Sam terbeku sesaat, sampai mark kecil bediri dan memeluk pria itu, “ayah, ini tanteh Sam.”
“Oh, dokter itu ya?”, kata pria itu mendekati Sam, “yang dipaksa oleh ‘aryan’ untuk mengganti warna kulit?”
Sam menggangguk ragu, “tidak sepenuhnya benar sih.”
Ayah Mark menggangkat alisnya sebelah. Buru buru Sam menyaut, “tidak ikut bergabung dengan orang orang,Mr. Feehily?”
Pria itu tertawa, “ngapain orang asing ngundang sang pemilik rumah?”
Sam terdiam, melihat pria dan anaknya berjalan menuju ke semak semak. Terlihat mark kecil yang tersenyum kebelakang, sambil menenteng bola kuningnya.

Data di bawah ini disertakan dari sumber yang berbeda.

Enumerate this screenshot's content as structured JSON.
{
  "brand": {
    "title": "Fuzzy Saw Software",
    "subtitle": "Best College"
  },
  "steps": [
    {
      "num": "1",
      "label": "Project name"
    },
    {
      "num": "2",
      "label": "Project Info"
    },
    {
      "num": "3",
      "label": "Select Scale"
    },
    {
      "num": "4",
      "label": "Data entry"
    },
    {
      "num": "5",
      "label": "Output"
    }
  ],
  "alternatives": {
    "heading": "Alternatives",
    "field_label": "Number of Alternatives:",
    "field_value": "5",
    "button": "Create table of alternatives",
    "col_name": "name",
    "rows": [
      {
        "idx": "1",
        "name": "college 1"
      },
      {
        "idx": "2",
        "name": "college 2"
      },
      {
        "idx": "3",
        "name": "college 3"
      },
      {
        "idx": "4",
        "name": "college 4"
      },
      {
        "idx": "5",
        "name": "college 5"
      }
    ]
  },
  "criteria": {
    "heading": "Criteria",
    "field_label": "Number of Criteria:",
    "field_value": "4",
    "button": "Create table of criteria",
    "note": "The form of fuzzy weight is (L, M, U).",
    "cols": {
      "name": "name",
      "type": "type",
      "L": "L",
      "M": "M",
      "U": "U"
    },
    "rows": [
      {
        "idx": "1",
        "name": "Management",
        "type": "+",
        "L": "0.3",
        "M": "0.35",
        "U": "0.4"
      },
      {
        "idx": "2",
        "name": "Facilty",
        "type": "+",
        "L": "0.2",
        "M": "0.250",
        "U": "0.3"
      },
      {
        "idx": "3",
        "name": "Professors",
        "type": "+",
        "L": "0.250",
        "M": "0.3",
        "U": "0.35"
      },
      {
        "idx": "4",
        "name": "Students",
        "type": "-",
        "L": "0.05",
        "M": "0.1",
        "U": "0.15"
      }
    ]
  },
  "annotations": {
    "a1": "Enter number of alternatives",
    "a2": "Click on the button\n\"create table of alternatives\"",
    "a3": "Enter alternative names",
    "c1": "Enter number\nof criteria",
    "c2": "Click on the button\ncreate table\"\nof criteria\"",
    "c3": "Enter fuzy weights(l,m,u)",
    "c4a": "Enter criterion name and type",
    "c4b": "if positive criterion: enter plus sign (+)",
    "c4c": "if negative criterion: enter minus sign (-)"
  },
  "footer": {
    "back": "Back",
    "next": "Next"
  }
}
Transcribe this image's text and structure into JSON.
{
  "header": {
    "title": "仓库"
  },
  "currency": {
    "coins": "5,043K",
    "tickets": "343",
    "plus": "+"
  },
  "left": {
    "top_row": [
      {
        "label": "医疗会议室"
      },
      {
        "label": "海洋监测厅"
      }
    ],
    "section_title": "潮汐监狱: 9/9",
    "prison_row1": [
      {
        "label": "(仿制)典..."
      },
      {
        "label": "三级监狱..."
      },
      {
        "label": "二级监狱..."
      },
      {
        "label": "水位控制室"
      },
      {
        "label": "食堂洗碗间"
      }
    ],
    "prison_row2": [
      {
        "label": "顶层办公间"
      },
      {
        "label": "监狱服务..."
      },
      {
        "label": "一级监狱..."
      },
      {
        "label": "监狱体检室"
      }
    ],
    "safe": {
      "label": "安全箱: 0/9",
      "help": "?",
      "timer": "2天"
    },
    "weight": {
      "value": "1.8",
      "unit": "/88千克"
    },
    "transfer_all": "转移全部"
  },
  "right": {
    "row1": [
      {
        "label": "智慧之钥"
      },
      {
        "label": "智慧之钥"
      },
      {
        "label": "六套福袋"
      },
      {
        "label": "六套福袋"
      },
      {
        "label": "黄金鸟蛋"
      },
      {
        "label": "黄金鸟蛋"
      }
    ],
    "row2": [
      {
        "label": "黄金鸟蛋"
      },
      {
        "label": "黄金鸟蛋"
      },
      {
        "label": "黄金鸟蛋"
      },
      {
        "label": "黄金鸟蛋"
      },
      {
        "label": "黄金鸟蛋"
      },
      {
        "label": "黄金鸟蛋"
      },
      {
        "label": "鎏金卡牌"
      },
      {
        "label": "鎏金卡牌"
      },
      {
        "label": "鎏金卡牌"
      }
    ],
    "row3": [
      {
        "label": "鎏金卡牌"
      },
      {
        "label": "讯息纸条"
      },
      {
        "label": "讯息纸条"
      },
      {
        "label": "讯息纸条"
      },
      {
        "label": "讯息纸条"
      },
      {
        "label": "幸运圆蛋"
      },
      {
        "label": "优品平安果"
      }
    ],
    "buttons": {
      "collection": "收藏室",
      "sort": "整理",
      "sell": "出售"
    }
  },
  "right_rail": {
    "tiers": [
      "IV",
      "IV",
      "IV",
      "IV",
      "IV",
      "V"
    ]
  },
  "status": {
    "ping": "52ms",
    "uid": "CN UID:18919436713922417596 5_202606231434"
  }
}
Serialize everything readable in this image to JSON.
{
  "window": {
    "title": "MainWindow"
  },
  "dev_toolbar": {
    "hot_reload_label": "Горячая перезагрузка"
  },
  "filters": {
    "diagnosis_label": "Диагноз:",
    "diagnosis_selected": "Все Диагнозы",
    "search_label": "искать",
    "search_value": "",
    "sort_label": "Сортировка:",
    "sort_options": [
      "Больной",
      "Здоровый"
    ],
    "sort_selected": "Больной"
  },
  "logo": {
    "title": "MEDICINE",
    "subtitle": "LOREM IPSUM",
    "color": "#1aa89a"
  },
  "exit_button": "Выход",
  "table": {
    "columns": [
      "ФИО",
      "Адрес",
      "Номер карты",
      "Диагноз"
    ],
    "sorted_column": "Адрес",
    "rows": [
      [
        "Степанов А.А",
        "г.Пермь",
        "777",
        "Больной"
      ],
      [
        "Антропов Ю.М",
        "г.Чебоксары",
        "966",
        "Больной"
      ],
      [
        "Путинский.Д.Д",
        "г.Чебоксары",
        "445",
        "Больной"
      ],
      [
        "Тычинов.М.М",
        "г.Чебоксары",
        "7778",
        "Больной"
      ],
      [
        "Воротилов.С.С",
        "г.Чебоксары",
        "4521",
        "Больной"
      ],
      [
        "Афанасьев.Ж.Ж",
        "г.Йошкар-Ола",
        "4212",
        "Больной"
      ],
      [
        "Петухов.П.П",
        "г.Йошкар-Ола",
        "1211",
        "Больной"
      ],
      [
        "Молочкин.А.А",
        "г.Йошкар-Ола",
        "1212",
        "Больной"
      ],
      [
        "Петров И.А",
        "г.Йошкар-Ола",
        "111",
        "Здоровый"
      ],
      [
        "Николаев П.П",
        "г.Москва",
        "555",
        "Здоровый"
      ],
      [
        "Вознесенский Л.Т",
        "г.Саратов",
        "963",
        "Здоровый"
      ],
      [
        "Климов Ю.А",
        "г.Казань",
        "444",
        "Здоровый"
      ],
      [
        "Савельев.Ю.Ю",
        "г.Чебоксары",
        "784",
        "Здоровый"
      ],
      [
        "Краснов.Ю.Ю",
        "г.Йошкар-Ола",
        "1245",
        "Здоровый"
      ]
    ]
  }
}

Kemudian Sam kembali ke kerumunan, bersama lima orang kekarnya.
“Lagi cari cowok, Sam?”, kata Kevin –salah satu dari lima orang kekar-
Sam menendang kaki Kevin kuat kuat dan mengambil kentang bakar.
“Aku nggak cari cowok, Kevin. Cowok yang lagi cari aku.”, kata Sam dengan mulut penuh dengan kentang.
Kevin tertawa dan berhenti sejenak, “tunggu … memang siapa yang mau sama kamu?”, katanya kemudian berdiri dan berlari menjahuinya.

sam melirik Kevin sebentar lalu melanjutkan makannya, sambil berhitung. Ia hanya diberi waktu 3 hari untuk menyerap semua informasi, sampai akhirnya dinas dinas mau memasuki wilayah tersebut. Tapi, apakah warga disini mau menerima mereka? Bagaimana kalau bangsa putih yang akan datang akan ditolak mentah mentah oleh mereka? Sam hanya bisa menunggu, meyakinkan mereka dengan caranya sendiri, tapi tentu saja dengan bantuan kelima kesatrianya tersebut.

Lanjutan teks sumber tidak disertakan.